Check If a Number Is a Power of Two: Bit Manipulation, Math, and Variations
“Is this number a power of two?” is one of the simplest bit-manipulation interview questions. It comes up at FAANG, AI labs, fintechs, and most coding screens that include any low-level questions. The expected one-liner uses the n & (n - 1) == 0 trick. Interviewers also ask follow-ups: power of three, power of four, count set bits — all using related bit-manipulation patterns.
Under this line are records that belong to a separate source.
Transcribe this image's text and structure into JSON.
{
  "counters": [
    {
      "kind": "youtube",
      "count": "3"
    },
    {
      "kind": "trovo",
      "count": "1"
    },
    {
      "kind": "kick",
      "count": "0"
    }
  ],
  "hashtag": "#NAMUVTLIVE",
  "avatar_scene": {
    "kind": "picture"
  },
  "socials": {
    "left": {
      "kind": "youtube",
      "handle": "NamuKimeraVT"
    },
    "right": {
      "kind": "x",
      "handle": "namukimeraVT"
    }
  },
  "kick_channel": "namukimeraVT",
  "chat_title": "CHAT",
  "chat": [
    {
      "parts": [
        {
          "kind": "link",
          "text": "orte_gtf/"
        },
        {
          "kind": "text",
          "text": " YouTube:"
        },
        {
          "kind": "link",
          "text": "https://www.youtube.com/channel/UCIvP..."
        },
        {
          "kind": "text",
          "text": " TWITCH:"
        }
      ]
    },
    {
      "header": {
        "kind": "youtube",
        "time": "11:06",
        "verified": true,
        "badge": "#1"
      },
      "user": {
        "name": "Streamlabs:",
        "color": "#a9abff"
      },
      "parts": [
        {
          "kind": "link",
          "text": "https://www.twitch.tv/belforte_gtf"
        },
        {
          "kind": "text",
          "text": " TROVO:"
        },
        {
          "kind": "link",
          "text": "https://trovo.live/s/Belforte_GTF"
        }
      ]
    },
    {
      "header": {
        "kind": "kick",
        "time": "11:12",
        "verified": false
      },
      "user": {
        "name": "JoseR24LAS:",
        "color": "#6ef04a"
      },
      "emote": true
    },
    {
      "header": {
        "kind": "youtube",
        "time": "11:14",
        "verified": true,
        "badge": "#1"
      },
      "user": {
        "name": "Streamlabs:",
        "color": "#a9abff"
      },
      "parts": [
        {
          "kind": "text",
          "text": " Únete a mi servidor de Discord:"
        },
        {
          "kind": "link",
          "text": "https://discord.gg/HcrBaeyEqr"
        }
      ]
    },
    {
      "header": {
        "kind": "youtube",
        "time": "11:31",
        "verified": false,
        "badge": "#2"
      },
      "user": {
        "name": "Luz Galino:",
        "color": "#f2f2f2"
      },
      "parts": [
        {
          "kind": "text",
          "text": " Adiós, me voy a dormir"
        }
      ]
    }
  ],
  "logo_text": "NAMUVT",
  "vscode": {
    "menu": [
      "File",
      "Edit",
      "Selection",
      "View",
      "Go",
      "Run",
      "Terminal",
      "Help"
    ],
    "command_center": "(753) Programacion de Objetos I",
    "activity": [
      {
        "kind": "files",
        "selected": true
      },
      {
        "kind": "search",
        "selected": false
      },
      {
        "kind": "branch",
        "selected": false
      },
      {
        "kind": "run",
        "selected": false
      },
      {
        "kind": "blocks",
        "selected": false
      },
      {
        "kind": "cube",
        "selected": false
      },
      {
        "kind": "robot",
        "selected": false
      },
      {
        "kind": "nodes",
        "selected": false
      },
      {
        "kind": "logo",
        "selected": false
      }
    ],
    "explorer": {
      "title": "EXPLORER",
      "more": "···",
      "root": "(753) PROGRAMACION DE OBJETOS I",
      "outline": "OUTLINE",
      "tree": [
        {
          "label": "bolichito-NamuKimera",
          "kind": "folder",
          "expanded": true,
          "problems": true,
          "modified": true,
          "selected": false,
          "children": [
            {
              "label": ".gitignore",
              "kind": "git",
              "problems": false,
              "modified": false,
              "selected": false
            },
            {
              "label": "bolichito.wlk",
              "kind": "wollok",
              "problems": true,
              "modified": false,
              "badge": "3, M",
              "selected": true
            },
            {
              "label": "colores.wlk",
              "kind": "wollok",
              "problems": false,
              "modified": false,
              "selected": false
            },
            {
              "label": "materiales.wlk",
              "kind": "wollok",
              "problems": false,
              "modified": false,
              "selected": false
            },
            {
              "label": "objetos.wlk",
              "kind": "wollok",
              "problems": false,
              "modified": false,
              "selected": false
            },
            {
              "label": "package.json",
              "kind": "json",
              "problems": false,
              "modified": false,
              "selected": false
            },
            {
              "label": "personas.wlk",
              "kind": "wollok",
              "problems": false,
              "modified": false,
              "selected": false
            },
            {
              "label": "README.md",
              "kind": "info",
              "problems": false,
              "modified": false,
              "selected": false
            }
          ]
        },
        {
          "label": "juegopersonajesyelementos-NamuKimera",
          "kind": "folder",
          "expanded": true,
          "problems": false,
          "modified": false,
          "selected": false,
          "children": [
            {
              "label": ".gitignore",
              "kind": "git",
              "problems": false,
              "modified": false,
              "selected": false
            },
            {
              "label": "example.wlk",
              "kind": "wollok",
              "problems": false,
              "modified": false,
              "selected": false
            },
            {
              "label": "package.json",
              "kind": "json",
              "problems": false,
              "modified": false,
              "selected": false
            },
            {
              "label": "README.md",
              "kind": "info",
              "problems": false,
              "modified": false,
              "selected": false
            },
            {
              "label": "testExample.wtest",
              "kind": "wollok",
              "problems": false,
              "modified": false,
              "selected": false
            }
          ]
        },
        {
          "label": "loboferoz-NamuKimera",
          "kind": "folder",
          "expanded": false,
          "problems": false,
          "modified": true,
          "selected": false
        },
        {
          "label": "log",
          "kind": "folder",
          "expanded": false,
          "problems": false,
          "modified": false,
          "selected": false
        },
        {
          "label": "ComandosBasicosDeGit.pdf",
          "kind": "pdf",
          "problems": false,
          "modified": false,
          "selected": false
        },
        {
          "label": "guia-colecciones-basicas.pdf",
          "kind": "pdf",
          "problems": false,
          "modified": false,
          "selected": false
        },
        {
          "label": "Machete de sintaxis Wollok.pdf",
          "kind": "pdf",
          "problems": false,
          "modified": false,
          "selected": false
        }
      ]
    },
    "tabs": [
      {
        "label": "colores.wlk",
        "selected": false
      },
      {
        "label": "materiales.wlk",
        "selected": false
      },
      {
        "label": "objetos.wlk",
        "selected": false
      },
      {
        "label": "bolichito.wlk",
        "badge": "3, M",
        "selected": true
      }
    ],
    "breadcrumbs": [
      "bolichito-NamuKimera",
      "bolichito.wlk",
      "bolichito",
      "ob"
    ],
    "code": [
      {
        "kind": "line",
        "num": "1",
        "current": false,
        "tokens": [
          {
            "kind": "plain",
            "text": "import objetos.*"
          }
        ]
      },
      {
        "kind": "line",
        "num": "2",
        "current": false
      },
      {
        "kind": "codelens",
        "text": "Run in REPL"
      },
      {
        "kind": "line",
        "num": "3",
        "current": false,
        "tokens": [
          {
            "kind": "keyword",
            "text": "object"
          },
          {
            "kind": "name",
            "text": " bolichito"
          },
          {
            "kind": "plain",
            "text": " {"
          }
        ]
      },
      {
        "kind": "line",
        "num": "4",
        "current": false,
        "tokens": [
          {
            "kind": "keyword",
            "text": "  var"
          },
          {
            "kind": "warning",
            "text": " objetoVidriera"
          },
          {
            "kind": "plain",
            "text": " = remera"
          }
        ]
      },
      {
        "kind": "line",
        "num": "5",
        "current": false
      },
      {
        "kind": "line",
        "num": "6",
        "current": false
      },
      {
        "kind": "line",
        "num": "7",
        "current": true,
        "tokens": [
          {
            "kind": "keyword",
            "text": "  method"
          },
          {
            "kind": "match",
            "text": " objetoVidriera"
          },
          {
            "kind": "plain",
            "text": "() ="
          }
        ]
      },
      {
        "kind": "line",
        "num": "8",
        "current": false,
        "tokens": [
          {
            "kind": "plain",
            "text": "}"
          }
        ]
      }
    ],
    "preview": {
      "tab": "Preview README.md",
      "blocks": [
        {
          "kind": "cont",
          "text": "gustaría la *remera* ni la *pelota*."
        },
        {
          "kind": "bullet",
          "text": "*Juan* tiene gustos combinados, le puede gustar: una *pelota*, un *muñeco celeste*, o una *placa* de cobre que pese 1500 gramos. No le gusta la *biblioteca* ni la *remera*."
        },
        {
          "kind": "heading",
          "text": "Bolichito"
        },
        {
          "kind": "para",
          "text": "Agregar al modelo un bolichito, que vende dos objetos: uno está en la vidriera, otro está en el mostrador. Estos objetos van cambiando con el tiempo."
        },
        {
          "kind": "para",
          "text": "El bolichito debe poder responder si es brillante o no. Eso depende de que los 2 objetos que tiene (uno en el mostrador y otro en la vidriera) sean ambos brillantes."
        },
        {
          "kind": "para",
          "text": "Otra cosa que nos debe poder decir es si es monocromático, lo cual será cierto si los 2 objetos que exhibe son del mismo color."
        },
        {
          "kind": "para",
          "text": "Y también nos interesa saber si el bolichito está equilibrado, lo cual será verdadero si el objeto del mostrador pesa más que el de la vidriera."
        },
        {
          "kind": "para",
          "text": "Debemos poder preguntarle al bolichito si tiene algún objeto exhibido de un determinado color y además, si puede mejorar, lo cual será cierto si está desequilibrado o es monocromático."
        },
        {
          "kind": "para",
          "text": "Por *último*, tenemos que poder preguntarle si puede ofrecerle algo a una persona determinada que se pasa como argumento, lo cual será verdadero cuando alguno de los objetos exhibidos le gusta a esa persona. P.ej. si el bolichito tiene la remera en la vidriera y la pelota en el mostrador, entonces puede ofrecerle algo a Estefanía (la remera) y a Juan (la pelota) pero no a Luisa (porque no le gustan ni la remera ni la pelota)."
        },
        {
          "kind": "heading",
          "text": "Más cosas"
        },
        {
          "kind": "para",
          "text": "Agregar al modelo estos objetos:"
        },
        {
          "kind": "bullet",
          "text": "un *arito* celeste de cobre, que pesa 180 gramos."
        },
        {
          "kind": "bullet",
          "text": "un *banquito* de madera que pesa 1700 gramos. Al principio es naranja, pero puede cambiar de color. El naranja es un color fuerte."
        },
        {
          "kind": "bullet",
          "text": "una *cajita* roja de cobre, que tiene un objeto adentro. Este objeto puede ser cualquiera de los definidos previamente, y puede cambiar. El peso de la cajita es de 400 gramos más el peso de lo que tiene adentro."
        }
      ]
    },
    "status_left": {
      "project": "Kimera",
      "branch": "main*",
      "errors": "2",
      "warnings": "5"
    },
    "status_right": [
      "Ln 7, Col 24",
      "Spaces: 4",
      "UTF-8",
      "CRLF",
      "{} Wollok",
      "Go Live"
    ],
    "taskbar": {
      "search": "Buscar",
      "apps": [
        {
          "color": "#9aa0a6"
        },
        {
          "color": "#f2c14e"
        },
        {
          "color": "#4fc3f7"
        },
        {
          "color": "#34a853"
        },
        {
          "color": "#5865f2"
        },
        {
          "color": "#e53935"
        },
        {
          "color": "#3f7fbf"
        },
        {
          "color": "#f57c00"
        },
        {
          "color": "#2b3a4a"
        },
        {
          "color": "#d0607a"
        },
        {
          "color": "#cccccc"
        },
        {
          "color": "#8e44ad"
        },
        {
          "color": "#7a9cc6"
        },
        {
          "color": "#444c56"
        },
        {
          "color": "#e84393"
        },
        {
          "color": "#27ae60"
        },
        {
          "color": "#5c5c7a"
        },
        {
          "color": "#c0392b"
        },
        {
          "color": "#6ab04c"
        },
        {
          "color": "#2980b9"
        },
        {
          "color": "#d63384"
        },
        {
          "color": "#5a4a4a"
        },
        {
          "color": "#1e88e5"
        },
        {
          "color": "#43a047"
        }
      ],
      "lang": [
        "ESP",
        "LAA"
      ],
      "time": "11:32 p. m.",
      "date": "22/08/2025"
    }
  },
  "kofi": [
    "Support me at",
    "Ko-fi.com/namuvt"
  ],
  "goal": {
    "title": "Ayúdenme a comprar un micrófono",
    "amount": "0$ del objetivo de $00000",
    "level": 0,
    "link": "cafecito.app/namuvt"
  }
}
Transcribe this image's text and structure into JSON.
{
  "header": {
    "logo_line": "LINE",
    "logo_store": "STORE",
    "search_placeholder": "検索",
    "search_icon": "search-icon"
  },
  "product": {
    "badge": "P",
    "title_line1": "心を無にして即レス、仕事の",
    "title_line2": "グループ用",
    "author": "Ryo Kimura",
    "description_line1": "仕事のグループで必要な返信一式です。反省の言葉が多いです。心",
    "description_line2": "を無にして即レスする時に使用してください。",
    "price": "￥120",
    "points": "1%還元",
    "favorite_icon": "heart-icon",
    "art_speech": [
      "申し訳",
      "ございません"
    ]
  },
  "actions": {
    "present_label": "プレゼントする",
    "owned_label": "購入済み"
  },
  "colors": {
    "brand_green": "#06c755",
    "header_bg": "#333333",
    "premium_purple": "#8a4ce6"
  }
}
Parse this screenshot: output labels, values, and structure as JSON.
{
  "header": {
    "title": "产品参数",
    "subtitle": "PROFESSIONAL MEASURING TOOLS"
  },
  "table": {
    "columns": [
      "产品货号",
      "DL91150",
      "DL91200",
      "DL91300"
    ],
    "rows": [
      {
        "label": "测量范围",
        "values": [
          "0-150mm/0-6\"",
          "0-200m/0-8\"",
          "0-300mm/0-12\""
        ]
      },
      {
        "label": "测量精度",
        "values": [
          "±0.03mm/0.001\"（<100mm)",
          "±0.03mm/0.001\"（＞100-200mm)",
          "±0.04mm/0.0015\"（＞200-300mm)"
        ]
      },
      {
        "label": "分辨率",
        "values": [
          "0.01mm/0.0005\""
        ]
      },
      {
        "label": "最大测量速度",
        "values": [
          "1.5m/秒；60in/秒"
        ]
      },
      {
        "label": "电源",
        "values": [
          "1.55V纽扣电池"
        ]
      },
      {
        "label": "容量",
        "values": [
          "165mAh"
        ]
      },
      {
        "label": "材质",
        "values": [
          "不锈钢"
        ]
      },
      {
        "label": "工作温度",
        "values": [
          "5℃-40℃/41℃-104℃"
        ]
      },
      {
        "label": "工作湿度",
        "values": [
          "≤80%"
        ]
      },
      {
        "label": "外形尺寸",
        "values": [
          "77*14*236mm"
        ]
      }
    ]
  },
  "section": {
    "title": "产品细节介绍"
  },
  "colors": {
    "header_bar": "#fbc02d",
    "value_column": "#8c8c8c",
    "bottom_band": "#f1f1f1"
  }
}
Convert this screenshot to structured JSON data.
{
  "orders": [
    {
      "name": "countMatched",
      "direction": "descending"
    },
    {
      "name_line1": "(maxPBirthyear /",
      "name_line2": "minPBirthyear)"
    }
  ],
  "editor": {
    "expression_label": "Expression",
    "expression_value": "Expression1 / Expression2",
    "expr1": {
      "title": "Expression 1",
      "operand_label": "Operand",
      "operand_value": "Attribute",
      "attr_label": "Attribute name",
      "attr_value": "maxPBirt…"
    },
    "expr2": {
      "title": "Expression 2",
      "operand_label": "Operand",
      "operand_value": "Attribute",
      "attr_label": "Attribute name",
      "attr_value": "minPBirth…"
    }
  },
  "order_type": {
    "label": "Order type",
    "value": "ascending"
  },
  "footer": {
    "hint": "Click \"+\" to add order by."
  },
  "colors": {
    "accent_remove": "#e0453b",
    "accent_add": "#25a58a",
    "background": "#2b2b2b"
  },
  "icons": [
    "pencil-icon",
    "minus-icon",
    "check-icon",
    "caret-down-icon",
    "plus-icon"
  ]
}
This guide covers the standard answers, why each works, and the broader bit-trick toolkit interviewers expect.
Problem Statement
Given an integer n, return True if n is a power of two, otherwise False.
Examples:
n = 1→ True (2⁰)n = 16→ True (2⁴)n = 218→ Falsen = 0→ Falsen = -16→ False (powers of two are positive by convention)
Approach 1: Bit Trick (Standard Answer)
A power of two has exactly one bit set in its binary representation: 1 = 0001, 2 = 0010, 4 = 0100, 8 = 1000, etc. Subtracting 1 from such a number flips that bit and sets all bits below it: 4 = 0100, 4-1 = 0011. The bitwise AND of these is zero: 0100 & 0011 = 0000.
For non-powers of two, the highest bit doesn’t flip alone, so the AND has at least one set bit.
def is_power_of_two(n: int) -> bool:
"""O(1) time and space."""
return n > 0 and (n & (n - 1)) == 0
# Tests
print(is_power_of_two(1)) # True
print(is_power_of_two(16)) # True
print(is_power_of_two(218)) # False
print(is_power_of_two(0)) # False
print(is_power_of_two(-16)) # False
Why n > 0? The bit trick alone passes 0 as a power of two (0 & -1 == 0) and may pass negative numbers depending on the language’s two’s-complement representation. The explicit positivity check guards against both.
Complexity: O(1) time, O(1) space.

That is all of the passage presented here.